Q : L’incivisme gagne du terrain dans nos établissements. Comment combattez-vous ce fléau ?
AC : D’abord au niveau de l’enseignement, il y a l’EDAC qui est un moyen par lequel nous donnons des directives, orientations aux enfants pour les amener à se comporter de façon responsable. Il y a également l’application des règlements intérieurs. Chaque établissement est doté d’un règlement intérieur. Lequel régit la vie de l’école. Nous avons des éducateurs qui sont chargés de la mise en œuvre de l’application de ces règlements intérieurs que nous utilisons chaque fois qu’il y a des déviations ou des déviances afin de ramener à la norme.

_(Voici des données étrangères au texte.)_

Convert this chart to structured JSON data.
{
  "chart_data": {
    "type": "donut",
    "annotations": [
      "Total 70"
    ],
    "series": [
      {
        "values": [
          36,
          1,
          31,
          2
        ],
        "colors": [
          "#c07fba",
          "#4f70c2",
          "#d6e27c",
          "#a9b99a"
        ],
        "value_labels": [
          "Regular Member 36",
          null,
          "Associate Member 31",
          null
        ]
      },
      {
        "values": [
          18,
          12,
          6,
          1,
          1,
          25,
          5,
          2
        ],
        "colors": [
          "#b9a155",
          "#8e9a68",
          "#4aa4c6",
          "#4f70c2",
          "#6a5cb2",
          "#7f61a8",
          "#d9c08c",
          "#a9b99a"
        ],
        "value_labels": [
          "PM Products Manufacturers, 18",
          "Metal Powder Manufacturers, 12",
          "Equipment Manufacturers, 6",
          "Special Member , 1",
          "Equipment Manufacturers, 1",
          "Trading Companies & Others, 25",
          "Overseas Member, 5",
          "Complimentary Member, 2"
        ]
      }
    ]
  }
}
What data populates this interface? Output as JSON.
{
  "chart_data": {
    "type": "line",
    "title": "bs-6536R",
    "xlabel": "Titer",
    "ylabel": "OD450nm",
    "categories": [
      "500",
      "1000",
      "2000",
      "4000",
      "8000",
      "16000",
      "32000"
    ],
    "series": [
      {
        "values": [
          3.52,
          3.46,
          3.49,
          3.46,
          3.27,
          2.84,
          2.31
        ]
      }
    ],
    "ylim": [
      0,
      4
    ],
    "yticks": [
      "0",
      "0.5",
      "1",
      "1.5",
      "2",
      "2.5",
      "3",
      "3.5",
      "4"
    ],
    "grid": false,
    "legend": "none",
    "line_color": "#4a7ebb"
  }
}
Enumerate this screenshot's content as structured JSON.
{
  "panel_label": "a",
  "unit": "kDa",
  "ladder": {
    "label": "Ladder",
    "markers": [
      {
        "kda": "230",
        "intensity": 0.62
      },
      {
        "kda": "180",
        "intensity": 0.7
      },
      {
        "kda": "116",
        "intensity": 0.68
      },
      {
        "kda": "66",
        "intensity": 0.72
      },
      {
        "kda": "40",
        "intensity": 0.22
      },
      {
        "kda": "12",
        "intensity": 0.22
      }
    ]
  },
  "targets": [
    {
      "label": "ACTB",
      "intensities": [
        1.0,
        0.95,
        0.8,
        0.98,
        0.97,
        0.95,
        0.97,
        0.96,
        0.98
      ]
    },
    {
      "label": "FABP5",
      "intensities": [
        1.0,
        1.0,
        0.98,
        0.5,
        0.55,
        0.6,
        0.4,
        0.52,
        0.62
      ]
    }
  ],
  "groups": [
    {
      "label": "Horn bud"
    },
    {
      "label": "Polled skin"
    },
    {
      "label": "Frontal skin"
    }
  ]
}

Et nous continuons la sensibilisation qui doit être du fait de tous les acteurs. Notamment les directeurs régionaux, les chefs d’établissements, les éducateurs, chacun doit pouvoir regarder le fonctionnement de l’école afin de relever ce qui ne va pas et apporter les solutions.
Q : Ce ne sont pas seulement les élèves qui sont concernés par l’incivisme…
AC : Je partage parfaitement votre point de vue parce que quand il y a des dispositions claires qui indiquent qu’il ne faut pas prélever de l’argent ou soutirer de l’argent aux autres et que vous le faites, vous vous inscrivez dans l’incivisme.
Q : Que dites-vous de la ponctualité et de l’assiduité ? On parle de départ en congé anticipé, de drogue à l’école. Nos écoles sont infectées. Que répondez-vous ?
AD : Bien entendu. Au niveau du ministère de l’Education nationale, nous avons la direction de la mutualité et des œuvres sociales qui met en place des stratégies de sensibilisation et écoute et travaille avec les élèves pour extirper ceux qui ont été frappés malheureusement par ces fléaux afin de les amener à se ressaisir. Cette direction travaille avec d’autres ministères notamment le ministère de la Sécurité dans le cadre du CILAD et d’autres dispositifs qui aident à prévoir des mesures qui atténuent de façon drastique cette dépendance de certains élèves vis-à-vis des stupéfiants, des grossesses en milieu scolaire et autres.
Q : Les parents d’élèves grognent. Les prix des manuels scolaires sont élevés. Qu’en dites-vous ?
AC : Tout à fait. Le ministère, à ce niveau, essaie d’abord d’aider les parents, à travers la distribution gratuite des kits et des manuels scolaires en ce qui concerne le primaire. S’agissant du secondaire, un projet est initié qu’on appelle la Bourse nationale de manuels scolaires, qui va être un système de prêt-location, pour permettre aux élèves de la classe de sixième (6e) de disposer au moins de huit manuels à un prix modique de 10 mille francs CFA. Qui leur permet de préparer l’année scolaire et de pouvoir avoir matière à exploiter.
Q : Quand est-ce que le mécanisme va commencer ?
AC : Ce mécanisme a été lancé au mois de mars dernier. Il est en train d’être testé par un projet pilote. Si cela s’avère concluant, il va connaitre une mise à échelle, pour permettre à l’ensemble des établissements d’en bénéficier. Cela en allant étape par étape, à savoir de la 6e à la 5e, de la 5e à la 4e, etc.